What Otto wants to do is party with pretty ladies. Bill and Otto go to a club, and, reports Gordinier,

“Otto acts as though he has died and gone to Sigma Chi heaven. Within seconds he is doing the bump on the dance floor with a curly-haired blonde. He vogues. He spins. He drops to his knees and weaves ribbons of air guitar. The jukebox advances to the Kings of Leon’s “Sex on Fire” and a bartender shouts above the din, “I love this song!”
“So do I!” Otto shouts back.
It doesn’t take long for Otto to own the room.
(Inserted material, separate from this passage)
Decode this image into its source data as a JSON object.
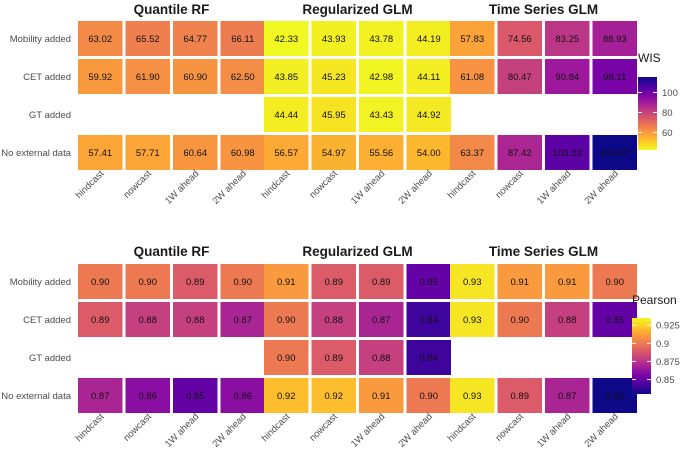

He becomes, within minutes, a magnetic catalyst of debauchery.

Otto plays the Roulette tables aggressively; makes suggestive, sexual comments to women (he says of one waitress, “Hottie, hottie! I’m gonna pay her to strip!” ) and guzzles booze. On some level you have to wonder if he knows what he can get away with. Bill says: “For most guys, the hottest girl is intimidating. so they don’t get approached that often. But Otto is not intimidated. He goes right for the jackpot.”

Gordinier talks to Karin Melberg Schwier, the coauthor of Sexuality: Your Sons and Daughters With Intellectual Disabilities and the mother of an adult son with Down syndrome, who says, “The old myth is still alive and well that people with Down syndrome are ‘eternal children’ — they never really grow up. I still bristle every time I see the media referring to a ‘child in an adult body.'”

While the story, unfortunately, leaves us hanging — we’re not sure whether Otto loses his virginity or not — it’s impossible not to hope that this man is able to lead a “normal,” healthy life… And that includes sexual activity.